Quello di Sophie Letourneur è un cinema che non teme di confrontarsi con gli stereotipi legati al cosiddetto binarismo di genere, e che, sorprendentemente, non si fa remore neanche a mostrare, con umorismo e sfrontatezza, elementi legati al femminile che vengono di volta in volta problematizzati con leggerezza e gusto per il paradosso o sottolineati con giocosa autoironia. Se in Enorme mette in mostra la maternità, decostruendone il mito e il luogo comune piuttosto sessista legato al suo aspetto “naturale”, anche nei titoli precedenti Letourneur si rifiutava di confrontarsi utilizzando toni ombelicali e intellettualistici con aspetti delicati della propria esistenza e della vita di una donna. Coerentemente con il candore narrativo, il suo è un cinema che si muove agilmente e senza affanni anche da una forma di linguaggio cinematografico a un altro, passando dal racconto semi documentaristico ai toni della fiaba o della slapstick comedy.

Dal suo film d’esordio in poi (tutti i suoi titoli si possono vedere sulla piattaforma Mubi) iI filo narrativo resta ancorato al racconto autobiografico - di volta in volta approcciato in maniera più o meno metaforica, realistica o farsesca - che sembra seguire le tappe della crescita emotiva ed esistenziale della regista stessa. Nell’esilarante Les Coquillettes si spingeva senza timore sul crinale della vacuità e dell’inconsistenza per mostrare sé stessa e due amiche che al Festival di Locarno vagavano di festa in festa alla ricerca spasmodica di flirts, nel totale disinteresse verso i titoli arthouse proiettati, arrivando a “stalkerare” l’attore e regista Louis Garrel. Il seguente Gaby Baby Doll si rapporta ironicamente con il timore della solitudine e del confronto adulto con sé stessi e con l’altro, ma lo fa utilizzando un linguaggio favolistico e surreale e inseguendo l’immancabile happy end delle commedie romantiche.

In maniera dissacrante, antiretorica ed estremamente sincera, Sophie Letourneur sembra volerci dire che nel contemporaneo i caratteri storicamente legati ai ruoli di genere non sono (almeno dal suo punto di vista) ancora inseriti nel regno dell’indistinto e dell’intercambiabilità, ma che possono essere di volta in volta ribaltati e contraddetti (Enorme) o esposti, senza l’ombra di imbarazzo o senso di inadeguatezza, nella loro persistenza e atemporalità (Les Coquillettes, Gaby Baby Doll).
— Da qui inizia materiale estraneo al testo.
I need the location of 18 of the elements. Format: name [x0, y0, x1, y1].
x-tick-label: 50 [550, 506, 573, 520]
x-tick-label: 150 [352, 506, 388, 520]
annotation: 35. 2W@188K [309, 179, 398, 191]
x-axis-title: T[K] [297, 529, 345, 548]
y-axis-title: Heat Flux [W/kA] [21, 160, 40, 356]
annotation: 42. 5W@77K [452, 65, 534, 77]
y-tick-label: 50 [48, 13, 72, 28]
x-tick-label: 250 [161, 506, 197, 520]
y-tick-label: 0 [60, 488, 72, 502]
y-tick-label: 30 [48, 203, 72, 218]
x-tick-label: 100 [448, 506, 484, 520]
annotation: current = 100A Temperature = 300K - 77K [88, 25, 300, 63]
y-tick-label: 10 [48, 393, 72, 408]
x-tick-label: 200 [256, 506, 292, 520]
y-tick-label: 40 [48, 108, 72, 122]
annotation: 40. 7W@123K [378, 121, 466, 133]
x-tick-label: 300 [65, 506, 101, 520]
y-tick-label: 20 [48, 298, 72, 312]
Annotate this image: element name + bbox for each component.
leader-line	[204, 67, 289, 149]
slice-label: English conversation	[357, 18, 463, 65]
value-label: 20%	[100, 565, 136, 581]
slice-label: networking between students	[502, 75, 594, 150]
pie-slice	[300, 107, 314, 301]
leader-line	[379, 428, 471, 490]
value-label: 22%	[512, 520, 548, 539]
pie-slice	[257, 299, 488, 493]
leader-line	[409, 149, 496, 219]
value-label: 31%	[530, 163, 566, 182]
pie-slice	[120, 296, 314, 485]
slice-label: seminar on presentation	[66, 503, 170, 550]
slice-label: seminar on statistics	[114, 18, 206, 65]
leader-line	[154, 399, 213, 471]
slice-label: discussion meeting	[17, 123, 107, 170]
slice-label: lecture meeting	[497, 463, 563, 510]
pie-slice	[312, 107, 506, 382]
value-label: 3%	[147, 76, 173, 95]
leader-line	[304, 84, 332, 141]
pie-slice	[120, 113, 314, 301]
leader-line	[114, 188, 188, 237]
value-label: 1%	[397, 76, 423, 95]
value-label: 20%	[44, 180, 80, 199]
In Enorme Letourneur ci mostra dunque una coppia ad oggi purtroppo ancora anti canonica, all’interno della quale la famosa pianista Claire Girard, in tour con il fidanzato – manager – segretario – aiutante e tuttofare Fred, si ritrova suo malgrado a confrontarsi con il repentino e fino ad allora silente istinto materno di lui: e dico materno, perché nell’arco del film Fred subirà una vera e propria mutazione anche fisica andando a ricoprire lui il ruolo di madre in maniera assai più fluida e spontanea rispetto a Claire. Per Claire al contrario la gestazione sarà vissuta come una vera e propria esplosione aliena, e la crescita inarrestabile della pancia, un immenso handicap e fardello, ne sarà l’immagine simbolica.

Tanto Claire, nel suo minimalismo di gesti, nell’insofferenza per il suo stato e nella sua basita passività, quanto Fred, nel suo macchiettistico e caricaturale entusiasmo da mammo, sono rappresentati dalla regista in chiave satirica e leggermente alienata, a sottolineare il fatto che non ci sono linee rette e approcci univoci quando ci si confronta col mistero dell’esistenza e della nascita. E se, nelle interminabili scene dedicate all’attesa del parto, condividiamo con la coppia un senso di esasperazione, l’epifania della natalità, ancora avvolta dal suo insondabile enigma, ci avvolge e ci interpella nelle inquadrature finali.